Menopause and Sexual Function
Menopause is one of the most common biological triggers for FSD. As hormone levels drop, vaginal tissue becomes thinner and drier, a condition called vaginal atrophy. This can make sex uncomfortable or painful, and many women also notice it takes longer to become aroused. Lower hormone levels can directly reduce sex drive as well. These changes are common and treatable, but they are only considered a medical issue if they cause you distress.
How FSD Is Diagnosed
There is no blood test or scan for FSD. Diagnosis relies on a detailed medical and psychosocial history, along with standardized questionnaires. The most widely used screening tool is the Female Sexual Function Index (FSFI), a 19-item questionnaire that measures six domains: desire, arousal, lubrication, orgasm, satisfaction, and pain. A total score below roughly 26.5 generally indicates sexual dysfunction, though the exact cutoff can vary by population. The FSFI helps clinicians identify which specific areas are affected and how severe the problem is.

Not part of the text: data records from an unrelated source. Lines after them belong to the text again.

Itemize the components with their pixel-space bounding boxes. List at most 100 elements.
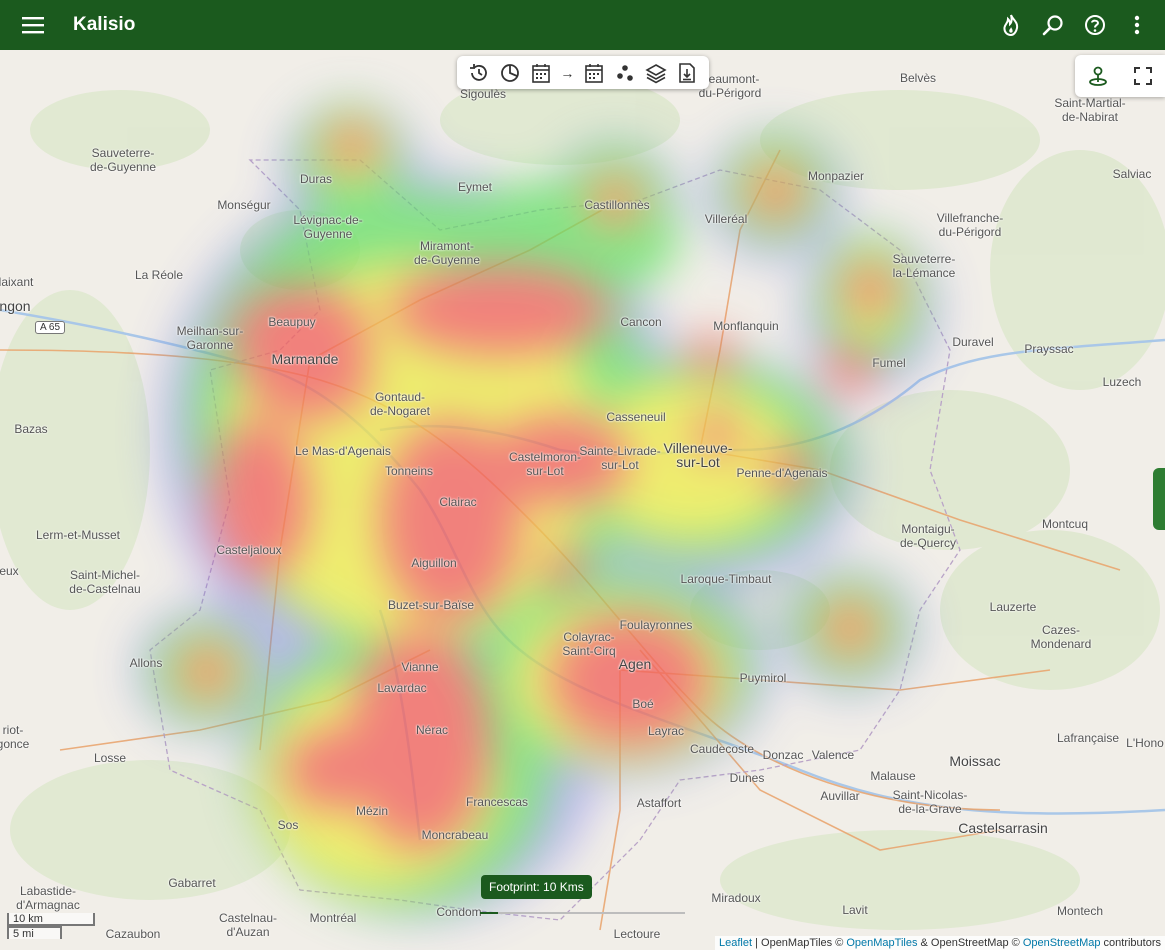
place-label: La Réole — [134, 268, 184, 282]
place-label: Auvillar — [820, 789, 860, 803]
attribution: Leaflet | OpenMapTiles © OpenMapTiles & … — [715, 936, 1165, 950]
scale-mi: 5 mi — [7, 926, 62, 940]
place-label: Aiguillon — [411, 556, 457, 570]
place-label: Monflanquin — [713, 319, 779, 333]
place-label: Gontaud-de-Nogaret — [369, 390, 431, 418]
place-label: Miradoux — [711, 891, 761, 905]
place-label: Sauveterre-la-Lémance — [892, 252, 956, 280]
place-label: Lauzerte — [989, 600, 1037, 614]
place-label: riot-gonce — [0, 723, 30, 751]
place-label: Labastide-d'Armagnac — [16, 884, 80, 912]
place-label: Lafrançaise — [1056, 731, 1120, 745]
place-label: Dunes — [729, 771, 765, 785]
footprint-slider[interactable] — [480, 912, 685, 914]
place-label: Monségur — [217, 198, 271, 212]
place-label: Luzech — [1102, 375, 1142, 389]
attribution-text-1: | OpenMapTiles © — [752, 937, 847, 949]
place-label: Buzet-sur-Baïse — [387, 598, 475, 612]
place-label: Miramont-de-Guyenne — [413, 239, 481, 267]
fullscreen-icon[interactable] — [1131, 64, 1155, 88]
road-shield: A 65 — [35, 321, 66, 334]
place-label: Saint-Nicolas-de-la-Grave — [892, 788, 968, 816]
place-label: Beaupuy — [268, 315, 316, 329]
calendar-end-icon[interactable] — [582, 61, 606, 85]
more-vert-icon[interactable] — [1119, 7, 1155, 43]
place-label: Montréal — [309, 911, 357, 925]
place-label: Laroque-Timbaut — [680, 572, 772, 586]
place-label: Meilhan-sur- Garonne — [176, 324, 244, 352]
scatter-icon[interactable] — [613, 61, 637, 85]
place-label: Moissac — [949, 753, 1001, 769]
footprint-slider-fill — [480, 912, 499, 914]
place-label: Clairac — [439, 495, 477, 509]
calendar-start-icon[interactable] — [529, 61, 553, 85]
place-label: Astaffort — [636, 796, 682, 810]
place-label: Saint-Martial-de-Nabirat — [1054, 96, 1126, 124]
app-title: Kalisio — [73, 14, 136, 35]
place-label: Condom — [436, 905, 482, 919]
place-label: Gabarret — [168, 876, 216, 890]
place-label: Lévignac-de- Guyenne — [293, 213, 363, 241]
attribution-text-3: contributors — [1100, 937, 1161, 949]
layers-icon[interactable] — [644, 61, 668, 85]
history-icon[interactable] — [467, 61, 491, 85]
place-label: Bazas — [14, 422, 48, 436]
place-label: Caudecoste — [689, 742, 755, 756]
menu-icon[interactable] — [18, 10, 48, 40]
place-label: Castelmoron-sur-Lot — [508, 450, 582, 478]
place-label: Lavit — [842, 903, 868, 917]
place-label: Agen — [618, 656, 652, 672]
chart-icon[interactable] — [498, 61, 522, 85]
place-label: Tonneins — [384, 464, 434, 478]
place-label: Boé — [632, 697, 654, 711]
place-label: Puymirol — [739, 671, 787, 685]
app-bar: Kalisio — [0, 0, 1165, 50]
place-label: Montech — [1056, 904, 1104, 918]
place-label: Lectoure — [613, 927, 661, 941]
place-label: Mézin — [355, 804, 389, 818]
place-label: Montaigu-de-Quercy — [899, 522, 957, 550]
place-label: Donzac — [762, 748, 804, 762]
leaflet-link[interactable]: Leaflet — [719, 937, 752, 949]
place-label: Fumel — [872, 356, 906, 370]
export-icon[interactable] — [675, 61, 699, 85]
place-label: Prayssac — [1024, 342, 1074, 356]
map[interactable]: Sigoulès Beaumont-du-Périgord Belvès Saint-… — [0, 50, 1165, 950]
place-label: Eymet — [457, 180, 493, 194]
place-label: Sainte-Livrade-sur-Lot — [579, 444, 661, 472]
place-label: L'Hono — [1126, 736, 1164, 750]
place-label: Colayrac- Saint-Cirq — [562, 630, 616, 658]
place-label: Lerm-et-Musset — [35, 528, 121, 542]
place-label: Layrac — [647, 724, 685, 738]
place-label: Monpazier — [807, 169, 865, 183]
place-label: Saint-Michel-de-Castelnau — [69, 568, 141, 596]
place-label: eux — [0, 564, 19, 578]
place-label: Sigoulès — [459, 87, 507, 101]
map-toolbar: → — [457, 56, 709, 89]
place-label: Francescas — [465, 795, 529, 809]
help-icon[interactable] — [1077, 7, 1113, 43]
place-label: Castelsarrasin — [958, 820, 1048, 836]
place-label: Marmande — [271, 351, 339, 367]
place-label: Casseneuil — [606, 410, 666, 424]
geolocate-icon[interactable] — [1086, 64, 1110, 88]
place-label: Lavardac — [377, 681, 427, 695]
place-label: Montcuq — [1041, 517, 1089, 531]
fire-icon[interactable] — [993, 7, 1029, 43]
place-label: Villefranche-du-Périgord — [936, 211, 1004, 239]
side-panel-tab[interactable] — [1153, 468, 1165, 530]
search-icon[interactable] — [1035, 7, 1071, 43]
footprint-tooltip: Footprint: 10 Kms — [481, 875, 592, 899]
place-label: Valence — [811, 748, 855, 762]
place-label: Casteljaloux — [216, 543, 282, 557]
place-label: Penne-d'Agenais — [736, 466, 828, 480]
place-label: Belvès — [899, 71, 937, 85]
heatmap-layer — [135, 100, 940, 920]
place-label: Cancon — [620, 315, 662, 329]
place-label: Villeréal — [704, 212, 748, 226]
place-label: Vianne — [401, 660, 439, 674]
place-label: Sauveterre-de-Guyenne — [89, 146, 157, 174]
openstreetmap-link[interactable]: OpenStreetMap — [1023, 937, 1101, 949]
place-label: Malause — [870, 769, 916, 783]
openmaptiles-link[interactable]: OpenMapTiles — [846, 937, 917, 949]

Because so many factors can contribute, a thorough evaluation typically looks at medications you take (especially antidepressants), hormone status, mental health history, relationship dynamics, and any history of trauma.
Treatment Options
Treatment depends on which type of FSD you have and what’s driving it. Most approaches fall into three categories: medication, therapy, and physical rehabilitation.
Medication
For low desire in premenopausal women, the first FDA-approved drug was flibanserin, approved in August 2015. Unlike hormonal treatments, flibanserin works on brain chemistry. It increases dopamine and norepinephrine activity in parts of the brain involved in desire and arousal while reducing serotonin’s inhibitory effect. It is taken daily and is specifically indicated for women whose low desire is not explained by relationship problems, medication side effects, or another medical or psychiatric condition.
A second option, bremelanotide, works through a different pathway and is taken as needed rather than daily. For postmenopausal women, vaginal estrogen or other hormone-based therapies can address the tissue changes that cause dryness and pain.
Therapy and Counseling
Because psychological factors are so central to FSD, therapy is often part of the treatment plan. Cognitive behavioral approaches can help address performance anxiety, negative thought patterns around sex, and the effects of past trauma. For sexual pain disorders involving involuntary muscle tightening, exposure-based therapy using progressively larger vaginal dilators is a standard approach, since the muscle contraction is considered a conditioned response to fear.
Pelvic Floor Physical Therapy
The pelvic floor functions as what researchers call an “emotional organ,” meaning it reflexively tightens in response to anxiety and stress. Pelvic floor physical therapy teaches you to identify and relax these muscles, and it is particularly effective for pain-related FSD. It is often combined with dilator therapy and counseling for the best results.
Why It Often Goes Untreated
Despite affecting a large percentage of women, FSD is frequently underdiagnosed. Many women do not raise sexual concerns with their doctors, and many clinicians do not routinely ask. The condition also carries a layer of complexity that simple screening misses: relationship context, cultural expectations, religious upbringing, life stage stressors like divorce or caregiving, and even practical constraints like lack of privacy or mismatched work schedules can all play a role. Effective treatment usually requires looking at the full picture, not just prescribing a pill, which is why a combination of medical, psychological, and physical approaches tends to produce the best outcomes.